Public and industry support
The hearing followed the commission’s publication on February 27 of its public consultation results on modernizing EU animal welfare legislation, which drew more than 190,000 responses between September and December 2025.
Results show 99% of respondents — including 54% of businesses — consider phasing out cages for laying hens important or very important, with near-identical figures recorded for pigs, calves, rabbits, and ducks. Some 89% said current EU legislation does not allow animals to express their natural behaviors, and 88–92% said EU welfare requirements should apply equally to imported products.
EU democracy faces a key test as the court of justice weighs whether the commission must honor its pledge to legislate a ban on cage farming.
The results follow a December 2025 push by more than 30 European food companies — including Lidl, Sodexo, and Ferrero — urging the commission to legislate before the consultation closed.
Vinciane Patelou, head of CIWF’s EU office, tells Food Ingredients First the results leave no room for ambiguity. “Hundreds of thousands of people took the time to respond to this consultation, and their message couldn’t be clearer — 99% support phasing out cages and 89% say current laws aren’t good enough. This only strengthens our commitment to hold the commission accountable for its broken promises.”
She adds that the coalition made “a clear and compelling case” at the hearing, and that the ruling “is not only crucial for animal welfare and the 300 million animals still suffering in cages — it’s also vital for democracy, as it’s the first of its kind to hold the commission to account for its failure to act on an ECI that it has committed to deliver.” Animal welfare groups had been ramping up pressure on EU policymakers since at least February 2025, ahead of the expected 2026 policy review.
Retailer action on cage farming
On March 3, Ahold Delhaize — the Dutch-Belgian conglomerate behind Albert Heijn, Stop & Shop, Giant, Food Lion, and Hannaford in the US — published a near-term timeline to eliminate battery cages from its American supply chain, after missing cage-free pledges made in both 2016 and 2019.
The announcement follows a sustained pressure campaign by the International Council for Animal Welfare (ICAW) involving nearly a dozen undercover supply chain investigations, hundreds of protests across the US and Europe, and tens of thousands of digital actions. The commitment will affect an estimated 7 million hens annually. Ahold Delhaize was approached for comment.
The transition is commercially achievable. Sweden’s egg sector reached full cage-free status in June 2025, with industry cooperation enabling competitive pricing despite higher production costs — a template that advocates argue is replicable across larger markets. The picture elsewhere has been patchier: UK retailers including Asda, Lidl, and Morrisons faced scrutiny in July 2025 over missed cage-free targets, underlining that voluntary commitments without regulatory backing remain vulnerable to delay.
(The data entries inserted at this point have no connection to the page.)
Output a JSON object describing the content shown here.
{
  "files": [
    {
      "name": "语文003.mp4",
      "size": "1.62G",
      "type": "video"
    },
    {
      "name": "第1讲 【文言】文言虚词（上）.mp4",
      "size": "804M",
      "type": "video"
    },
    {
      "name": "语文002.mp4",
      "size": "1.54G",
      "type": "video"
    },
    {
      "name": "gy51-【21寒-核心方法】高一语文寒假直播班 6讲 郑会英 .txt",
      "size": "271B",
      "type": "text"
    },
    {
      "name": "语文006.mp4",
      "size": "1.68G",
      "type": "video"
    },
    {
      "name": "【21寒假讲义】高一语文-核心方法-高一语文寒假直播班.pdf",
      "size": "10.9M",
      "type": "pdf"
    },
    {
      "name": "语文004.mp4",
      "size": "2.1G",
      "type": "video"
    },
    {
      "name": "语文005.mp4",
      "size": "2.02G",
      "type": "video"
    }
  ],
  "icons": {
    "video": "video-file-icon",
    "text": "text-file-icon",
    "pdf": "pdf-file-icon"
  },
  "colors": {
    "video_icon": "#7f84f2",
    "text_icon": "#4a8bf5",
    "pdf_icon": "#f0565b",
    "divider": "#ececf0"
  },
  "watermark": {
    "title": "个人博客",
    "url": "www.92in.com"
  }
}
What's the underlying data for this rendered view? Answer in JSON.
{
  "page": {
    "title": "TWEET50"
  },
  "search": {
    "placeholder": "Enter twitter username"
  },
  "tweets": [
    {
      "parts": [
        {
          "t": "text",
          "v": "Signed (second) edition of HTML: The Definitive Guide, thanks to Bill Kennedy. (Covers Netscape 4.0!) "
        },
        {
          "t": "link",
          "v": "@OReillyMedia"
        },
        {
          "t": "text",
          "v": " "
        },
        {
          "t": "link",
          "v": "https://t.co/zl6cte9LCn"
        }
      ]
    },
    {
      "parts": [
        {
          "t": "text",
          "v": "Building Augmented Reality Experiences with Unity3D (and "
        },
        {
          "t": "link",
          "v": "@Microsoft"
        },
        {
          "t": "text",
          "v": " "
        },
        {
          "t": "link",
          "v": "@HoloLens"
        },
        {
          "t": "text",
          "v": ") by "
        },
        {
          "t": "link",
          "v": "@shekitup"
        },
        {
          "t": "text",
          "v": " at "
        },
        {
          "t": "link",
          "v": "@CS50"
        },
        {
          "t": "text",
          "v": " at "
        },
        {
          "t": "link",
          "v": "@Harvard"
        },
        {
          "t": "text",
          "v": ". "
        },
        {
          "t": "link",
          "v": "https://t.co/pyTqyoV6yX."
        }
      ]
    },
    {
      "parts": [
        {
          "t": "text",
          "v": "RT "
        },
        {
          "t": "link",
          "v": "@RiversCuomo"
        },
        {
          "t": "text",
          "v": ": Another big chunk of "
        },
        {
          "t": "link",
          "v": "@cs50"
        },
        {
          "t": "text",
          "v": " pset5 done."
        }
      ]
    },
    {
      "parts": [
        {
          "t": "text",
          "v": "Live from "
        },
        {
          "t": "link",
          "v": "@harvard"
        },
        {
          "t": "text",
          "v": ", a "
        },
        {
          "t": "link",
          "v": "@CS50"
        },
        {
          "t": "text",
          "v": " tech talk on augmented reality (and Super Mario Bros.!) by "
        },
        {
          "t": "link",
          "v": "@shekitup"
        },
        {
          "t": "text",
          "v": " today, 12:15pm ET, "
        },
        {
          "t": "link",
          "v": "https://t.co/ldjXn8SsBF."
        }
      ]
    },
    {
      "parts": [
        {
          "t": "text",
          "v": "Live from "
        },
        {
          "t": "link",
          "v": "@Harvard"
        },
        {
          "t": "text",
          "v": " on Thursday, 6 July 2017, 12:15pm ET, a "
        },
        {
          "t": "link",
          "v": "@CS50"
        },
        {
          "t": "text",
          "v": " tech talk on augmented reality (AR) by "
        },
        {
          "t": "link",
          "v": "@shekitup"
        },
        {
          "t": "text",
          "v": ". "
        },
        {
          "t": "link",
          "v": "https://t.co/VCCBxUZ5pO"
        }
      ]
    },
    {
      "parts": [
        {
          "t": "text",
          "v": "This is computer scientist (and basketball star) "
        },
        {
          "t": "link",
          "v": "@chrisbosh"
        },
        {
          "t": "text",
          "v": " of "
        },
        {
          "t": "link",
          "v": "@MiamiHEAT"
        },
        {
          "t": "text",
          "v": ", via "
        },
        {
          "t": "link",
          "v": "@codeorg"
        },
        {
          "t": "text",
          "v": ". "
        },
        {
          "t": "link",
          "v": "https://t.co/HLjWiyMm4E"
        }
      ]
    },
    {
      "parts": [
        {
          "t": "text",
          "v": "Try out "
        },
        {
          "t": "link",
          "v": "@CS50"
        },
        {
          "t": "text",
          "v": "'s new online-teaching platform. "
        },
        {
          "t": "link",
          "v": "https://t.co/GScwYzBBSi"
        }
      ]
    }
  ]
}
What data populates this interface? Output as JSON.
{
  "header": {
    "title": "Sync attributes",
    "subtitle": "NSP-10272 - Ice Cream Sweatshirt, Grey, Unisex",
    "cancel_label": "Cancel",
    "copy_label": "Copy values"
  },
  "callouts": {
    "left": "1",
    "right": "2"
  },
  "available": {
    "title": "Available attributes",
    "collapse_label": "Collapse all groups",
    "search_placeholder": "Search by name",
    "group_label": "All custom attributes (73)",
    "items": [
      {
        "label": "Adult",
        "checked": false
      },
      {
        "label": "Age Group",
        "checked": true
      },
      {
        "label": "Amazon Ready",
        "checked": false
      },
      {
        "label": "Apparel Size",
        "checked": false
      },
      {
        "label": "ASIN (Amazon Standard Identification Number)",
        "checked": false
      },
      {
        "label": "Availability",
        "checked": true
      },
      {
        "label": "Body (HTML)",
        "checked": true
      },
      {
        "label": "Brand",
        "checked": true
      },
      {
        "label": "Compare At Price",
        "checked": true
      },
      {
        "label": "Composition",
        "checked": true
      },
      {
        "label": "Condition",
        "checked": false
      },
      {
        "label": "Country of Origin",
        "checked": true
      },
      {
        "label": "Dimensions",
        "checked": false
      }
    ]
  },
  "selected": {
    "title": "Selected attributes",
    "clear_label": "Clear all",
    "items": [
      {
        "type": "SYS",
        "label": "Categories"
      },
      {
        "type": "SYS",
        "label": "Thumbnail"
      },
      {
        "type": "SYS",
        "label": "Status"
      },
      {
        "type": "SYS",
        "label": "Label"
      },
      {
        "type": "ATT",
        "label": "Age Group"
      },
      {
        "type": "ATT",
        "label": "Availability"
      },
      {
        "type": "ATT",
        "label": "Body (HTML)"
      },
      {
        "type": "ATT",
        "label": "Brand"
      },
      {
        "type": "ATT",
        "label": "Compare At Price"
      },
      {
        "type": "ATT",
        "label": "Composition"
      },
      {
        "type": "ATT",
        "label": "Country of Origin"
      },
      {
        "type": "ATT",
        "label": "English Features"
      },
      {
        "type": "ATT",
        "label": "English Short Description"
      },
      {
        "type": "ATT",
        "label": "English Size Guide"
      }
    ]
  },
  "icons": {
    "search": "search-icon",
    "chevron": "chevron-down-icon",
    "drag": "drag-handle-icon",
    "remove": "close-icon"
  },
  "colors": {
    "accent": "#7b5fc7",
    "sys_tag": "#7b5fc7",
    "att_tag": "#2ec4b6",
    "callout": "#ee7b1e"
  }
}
ICAW is now calling on Walmart, Kroger, and Albertsons — all of which have their own stalled cage-free commitments — to follow Ahold’s lead, suggesting the retail pressure dynamic is far from resolved on the other side of the Atlantic.
Reineke Hameleers, CEO of Eurogroup for Animals, says the Luxembourg hearing represents a pivotal moment beyond animal welfare alone. “If citizens place their trust in shaping EU policies that directly affect their lives, the European Commission must be held accountable for delivering on its commitments. It is high time that the promise to end cages in farming systems is finally honoured.”
The commission has indicated it intends to bring forward revised animal welfare legislation by the end of 2026. Hundreds of millions of animals remain confined in cages on EU farms every year while that process continues.